А потом вдруг после всей этой абракадабры она услышала жившие у нее в памяти с младенчества слова детского заклинания, вызывающего дождь:

- Rona rona peperona... , - и с ужасом подумала: кто же вызывает дождь посреди зимы? В мороз? Что будет, если в мороз пойдет дождь? Все покроется ледяной коркой, и все помрут. Старуха с опаской посмотрела на небо, но оттуда по-прежнему летели обычные снежинки. В этот момент солдат вдруг совершенно отчетливо произнес понятные слова:

- Ika nga veria, vajta nё dёbore..., - но прервался на полуслове.

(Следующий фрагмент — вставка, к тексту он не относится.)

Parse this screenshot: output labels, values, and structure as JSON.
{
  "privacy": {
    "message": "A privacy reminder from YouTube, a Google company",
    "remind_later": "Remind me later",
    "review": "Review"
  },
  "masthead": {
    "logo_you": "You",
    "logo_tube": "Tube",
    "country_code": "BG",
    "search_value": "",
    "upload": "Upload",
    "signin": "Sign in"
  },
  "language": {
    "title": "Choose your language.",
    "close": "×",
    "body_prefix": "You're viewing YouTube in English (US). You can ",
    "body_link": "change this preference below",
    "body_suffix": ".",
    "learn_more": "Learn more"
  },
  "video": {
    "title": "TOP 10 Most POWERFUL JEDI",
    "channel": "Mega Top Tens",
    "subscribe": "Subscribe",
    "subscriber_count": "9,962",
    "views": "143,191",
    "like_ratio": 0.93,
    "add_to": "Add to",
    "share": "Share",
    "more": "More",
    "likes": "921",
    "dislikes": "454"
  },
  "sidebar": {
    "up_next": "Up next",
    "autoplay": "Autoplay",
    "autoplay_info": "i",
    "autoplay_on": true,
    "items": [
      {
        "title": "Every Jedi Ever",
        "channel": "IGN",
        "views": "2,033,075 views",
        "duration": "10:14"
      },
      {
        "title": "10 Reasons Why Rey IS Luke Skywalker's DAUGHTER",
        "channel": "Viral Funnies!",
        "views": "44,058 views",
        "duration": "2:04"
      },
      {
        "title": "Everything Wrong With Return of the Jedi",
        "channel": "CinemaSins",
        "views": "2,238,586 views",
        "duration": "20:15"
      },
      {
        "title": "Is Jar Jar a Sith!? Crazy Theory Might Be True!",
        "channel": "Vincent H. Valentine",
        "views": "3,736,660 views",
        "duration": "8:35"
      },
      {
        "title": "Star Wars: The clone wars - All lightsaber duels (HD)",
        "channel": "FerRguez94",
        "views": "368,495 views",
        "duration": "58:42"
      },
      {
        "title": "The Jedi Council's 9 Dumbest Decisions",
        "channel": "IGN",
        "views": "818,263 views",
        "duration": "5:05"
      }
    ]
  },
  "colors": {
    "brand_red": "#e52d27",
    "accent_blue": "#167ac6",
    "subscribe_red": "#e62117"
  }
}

- Капедан! - донеслось откуда-то из снежной мглы, и страшный солдат обернулся на зов, стряхнул с рук свое снежное лицо, мгновенно разлетевшееся вьюгой, и бесследно растворился в белом тумане.

Старуха перекрестилась, и в этот миг откуда-то издалека эхом донесся гул снежной лавины.

Кучин, бодро оттирая замерзшие щеки снегом, догнал Улагая.

- Ну что, Улагай, хорош снежок, а? Вон бабуля тоже стоит, радуется снежку. Я ее повеселил, рассказал пару поговорок, меня детишки албанские научили, когда я в Любаниште служил, на Охриде. Там про снег что-то такое, веселое. Или про дождь? Да, про дождь. Ну, неважно...

- Веселое?

- Ну да, песенка для вызова дождя, вроде нашего «дождик, дождик, пуще, дам тебе я гущи!» Вот, кстати, волшебное русское заклинание, действует гарантированно.

- Неужели?

- Да, проверено мной лично. Но есть несколько обязательных условий, чтобы оно подействовало.

- И каких же?

- Нужно петь его во весь голос, подпрыгивая на месте.

- И все?

- Да нет. В том-то и дело, Кучук, что не все. - Кучин посерьезнел, - В том-то все и дело. Прыгать нужно обязательно босиком, причем тебе должно быть девять лет, и происходить все это должно в саду, желательно вишневом, окружающем твою усадьбу. Вот в чем загвоздка. Это только в России работает. И только таким вот образом. А здесь другие заклинания, свои собственные. Рица-рица пеперица... Как-то так, - открыв на ходу офицерский планшет, он посветил плоским карманным фонариком на карту сквозь прозрачное слюдяное окошко, - Ну, Улагай, скоро до монастыря Йована-Крестителя дойдем, а там до Дебара уже и рукой подать.